Hati Jasmine mencelos.
Kenapa Arthur tidak pernah menceritakannya? Entah kenapa tiba-tiba saja dada
Jasmine terasa sesak.
“Terimakasih, Cal.”
Gadis itu kemudian
menutup teleponnya dan meletakkan ponselnya di kasur.
***
“Jasmine, maafkan aku.”
Lelaki bermata biru itu tersenyum pada gadis di hadapannya.
“Tapi, kenapa
tiba-tiba?” Gadis yang dipanggil Jasmine mengeluarkan buliran bening dari sudut
matanya.
“Apa semua karena Ana?”
Jasmine bertanya.
Kening lelaki itu
berkerut, “Darimana kau tahu soal Ana?”
Jasmine menggeleng,
“Tidak penting aku tahu darimana. Ini semua pasti karena Ana, kan?”
Arthur tidak menjawab
pertanyaan gadis di hadapannya, “Maafkan aku, Jasmine. Maaf.”
“Kau jahat.” Tangan
Jasmine mendarat di pipi Arthur. Gadis itu kemudian pergi meninggalkan
kekasihnya. Ralat. Mantan kekasihnya.
***
“Ini bahkan belum ada
seminggu.” Gadis itu tak henti-hentinya mengeluarkan air mata. “Kau benar-benar
pergi, Arthur.” Jasmine mengusap air matanya. Ia lalu meletakkan sebuket bunga
yang beberapa saat lalu ia beli.
***
“Apakah sebelumnya kita
pernah bertemu?” Lelaki bermata biru itu
bertanya pada gadis berambut cokelat. Gadis yang baru saja menabraknya.
Gadis berambut cokelat
itu menatap dalam-dalam wajah lelaki di hadapannya. Entah mengapa hatinya
bergetar saat melihat wajah itu. Wajah yang seolah tak asing. Siapa?
“Kau Ariana, bukan?”
Gadis itu menggeleng.
Namanya memang bukan Ariana.

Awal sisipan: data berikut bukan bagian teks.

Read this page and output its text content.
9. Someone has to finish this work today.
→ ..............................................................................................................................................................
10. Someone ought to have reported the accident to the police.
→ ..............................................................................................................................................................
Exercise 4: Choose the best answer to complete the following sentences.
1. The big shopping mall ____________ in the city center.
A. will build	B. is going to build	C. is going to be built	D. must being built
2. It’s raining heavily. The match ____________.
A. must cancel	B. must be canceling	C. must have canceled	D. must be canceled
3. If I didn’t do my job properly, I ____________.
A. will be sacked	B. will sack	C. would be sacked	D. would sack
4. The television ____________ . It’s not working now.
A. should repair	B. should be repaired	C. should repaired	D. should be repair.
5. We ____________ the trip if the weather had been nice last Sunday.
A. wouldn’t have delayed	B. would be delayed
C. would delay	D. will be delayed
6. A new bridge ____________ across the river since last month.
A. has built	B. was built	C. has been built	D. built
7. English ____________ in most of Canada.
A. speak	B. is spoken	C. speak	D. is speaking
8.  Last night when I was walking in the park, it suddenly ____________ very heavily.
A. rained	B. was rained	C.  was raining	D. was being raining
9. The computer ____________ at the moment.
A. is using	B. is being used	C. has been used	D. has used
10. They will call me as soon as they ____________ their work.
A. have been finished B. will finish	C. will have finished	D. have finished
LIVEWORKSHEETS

Tapi ia merasa tidak asing dengan nama itu.
“Baiklah.” Lelaki
bermata biru itu berjalan meninggalkan gadis itu.
Meskipun lelaki itu
sudah pergi, Gadis berambut cokelat itu masih berusaha mengingat-ingat di mana
ia pernah bertemu dengan lelaki itu.
Ah! Sekarang dia
mengingatnya. Gadis itu berbalik, ia kemudian berlari mengejar lelaki itu.
***
Gadis berambut cokelat menyentuh
pundak lelaki yang sejak tadi dikejarnya.
“Ada apa?” Lelaki
bermata biru menoleh.
“Kau Arthur, kan?”
Lelaki bermata biru
menarik ujung-ujung bibirnya. Membentuk sebuah senyuman. Ia bahagia.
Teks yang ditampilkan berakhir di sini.